2005-09-19

Hitchens v. Galloway on BBC

Anyone remember when a British PM named Goerge Galloway was hauled before the Senate for questioning, and he shocked the U.S. political class by speaking frankly? One senator sought to confront him for meeting with Saddam Hussein as part of a food-aid campaign. "Did you not meet with Saddam at such and such time, etc. etc.," the senator thundered. Galloway replied something like, "I've met with Saddam the same number of times as has your defense secretary. The difference is, unlike Rumsfeld, I wasn't trying to sell him arms." An impolite observation!

Well, this Galloway fellow last week in New York debated Paul's hero, the reformed leftist and pro-war hack (who's recently sounding more confident about the war in Iraq than GW Bush himself) Christopher Hitchens. Here is a link to the BBC's recording of it. I haven't listened to it yet, but it promises to be interesting.

8 comments:

Anonymous said...

Yeah, I heard it. Hitchens won the debate in a rout. Galloway did nothing but act like the abusive, foul, frothing at the mouth, Islamic terrorism apologizing lunatic that he is. Meanwhile, Paul's boy Hitchens was calm, cool and collected and had facts to back what he said. Believe me, it was no contest.

Anonymous said...

http://news.telegraph.co.uk/news/main.jhtml?xml=/news/2005/09/18/ngall18.xml

Anonymous said...

Here's another debate that took place the same night between Victor Davis Hanson and Arianna Huff-n-puff;

http://www.gvsu.edu/hauenstein/

Paul Hue said...

Tom: You called Hitchens a "hack". Do you consider everybody with whom you disagree a "hack"? If some of your ideological opponents are not hacks, please name some, and explain how Hitchy is a hack. If all of your ideological opponents *are* hacks, please explain how this could be.

Paul Hue said...

Tom: My dictionary defines a "hack" as a "worn out horse for hire. I have always used the term to describe a person whose opinions and allegiances were for hire.
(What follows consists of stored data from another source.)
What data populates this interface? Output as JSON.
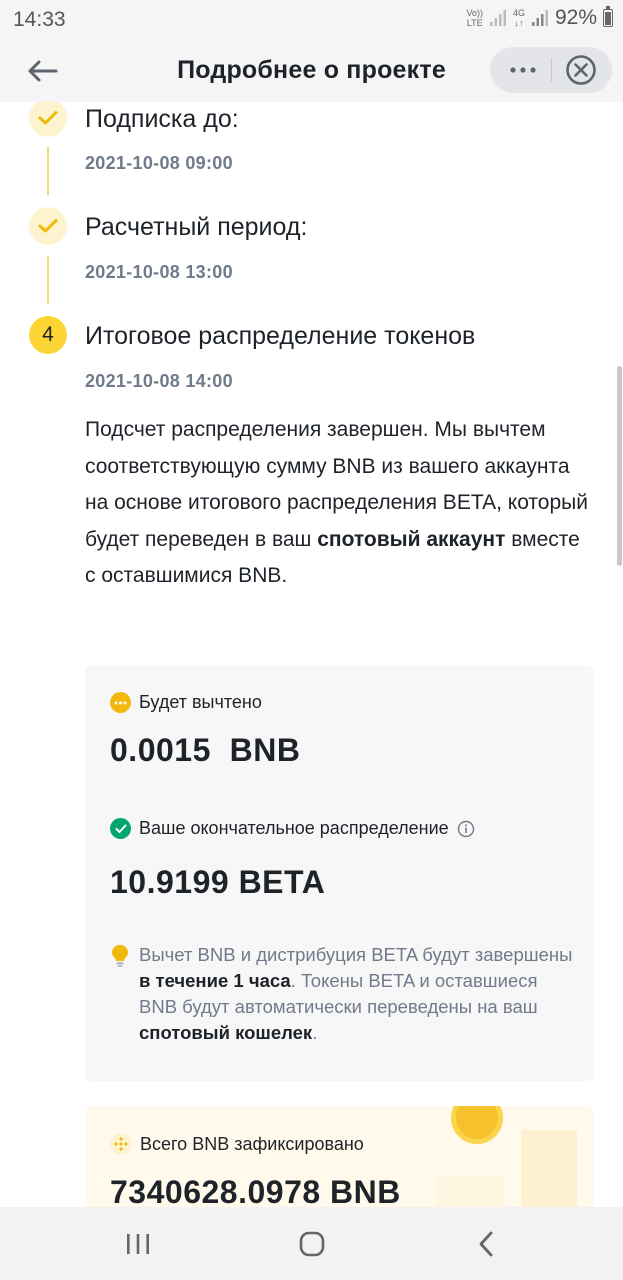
{
  "status_bar": {
    "time": "14:33",
    "volte_line1": "Vo))",
    "volte_line2": "LTE",
    "net_line1": "4G",
    "net_line2": "↓↑",
    "battery": "92%"
  },
  "header": {
    "title": "Подробнее о проекте",
    "icons": {
      "back": "arrow-left-icon",
      "more": "more-dots-icon",
      "close": "close-circle-icon"
    }
  },
  "steps": [
    {
      "title": "Подписка до:",
      "date": "2021-10-08 09:00",
      "status": "done"
    },
    {
      "title": "Расчетный период:",
      "date": "2021-10-08 13:00",
      "status": "done"
    },
    {
      "number": "4",
      "title": "Итоговое распределение токенов",
      "date": "2021-10-08 14:00",
      "status": "active",
      "desc_part1": "Подсчет распределения завершен. Мы вычтем соответствующую сумму BNB из вашего аккаунта на основе итогового распределения BETA, который будет переведен в ваш ",
      "desc_bold": "спотовый аккаунт",
      "desc_part2": " вместе с оставшимися BNB."
    }
  ],
  "summary_card": {
    "deducted_label": "Будет вычтено",
    "deducted_value": "0.0015  BNB",
    "final_label": "Ваше окончательное распределение",
    "final_value": "10.9199 BETA",
    "note_part1": "Вычет BNB и дистрибуция BETA будут завершены ",
    "note_bold1": "в течение 1 часа",
    "note_part2": ". Токены BETA и оставшиеся BNB будут автоматически переведены на ваш ",
    "note_bold2": "спотовый кошелек",
    "note_part3": "."
  },
  "total_card": {
    "label": "Всего BNB зафиксировано",
    "value": "7340628.0978 BNB"
  },
  "nav": {
    "recent": "recent-apps-icon",
    "home": "home-icon",
    "back": "back-icon"
  },
  "colors": {
    "accent": "#fcd535",
    "accent_soft": "#fdf3cf",
    "check": "#f0b90b",
    "success": "#03a66d",
    "text_primary": "#1e2329",
    "text_secondary": "#707a8a",
    "card_bg": "#f7f7f7"
  }
}
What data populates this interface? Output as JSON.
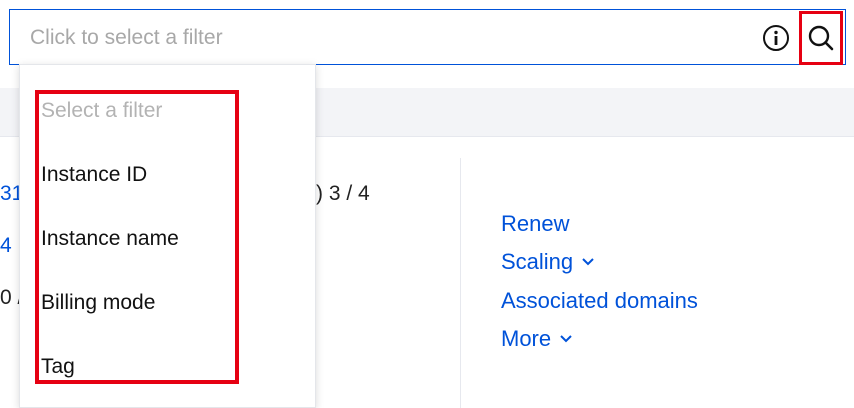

Do you consider Hitchens' writing to be "worn out"? I consider it to be vigorous.

Do you consider himself to form his opinions and allegiances based on who hires him? I do not.

Paul Hue said...

Tom: I've read about Galloway's testimony before the Senate. I disagree with your description of testimony as merely representing "frankness," a word I believe you use to mean anything that you agree with. He got "hauled" into chambers to answer charges that he profitted from the "Oil for Food" scandal. As part of his testimony he issued the Martin/Cindy Sheen "America is the cause of all suffering on earth today and in the past" view. Sure, that is "frank" speech. But so would be a contrary view.

Tom Philpott said...

I do, in fact, think C. Hitchens is a hack. I think he's found issuing shrill polemics on behalf of the Bush administration much more popular among big-time editors than his shrill leftist stuff. (For the record, I thought his act was tired 10 years ago when he was issuing tedious polemics in The Nation.) I think history will regard him a cheap substitute for Orwell, whom he would like to emulate. Send me a recent text of his and I will shred it, just as I shredded his apology for Abu Graib several months ago.

Tom Philpott said...

For the record, I disagree with almost everything William Safire has written, but find him the master of the 1000-word column. I agree with Molly Ivins often, I assume; I'm not sure, because I find her unreadable. I can't read those media-obsessed writers in the Nation: Eric Alterman, David Corn, et al. I object to Robert Kaplan's idea fixe that U.S. power is the answer to all the world's problems; but find him an honest, clear-eyed writer from who one can learn things. He has the sense of history, of tragedy, that so much right-wing writing lacks, including the stuff here. I think Jared Diamond places way too much faith in corporations as engines of change, but I think everybody should get their hands on Collapse and read it.. I think the greatest newspaper in English is not the NY Times or the (London) Guardian, but rather the Wall Street Journal--followed not so closely by the Financial Times. (The left's allergy to learning about economics/finance is crippling.) The philistinism of the WSJ's editorial pages is more than outweighed by the brilliance of its news coverage.
But all those guys who come on Fox TV and shout? Don't be embarrassing. They're hacks.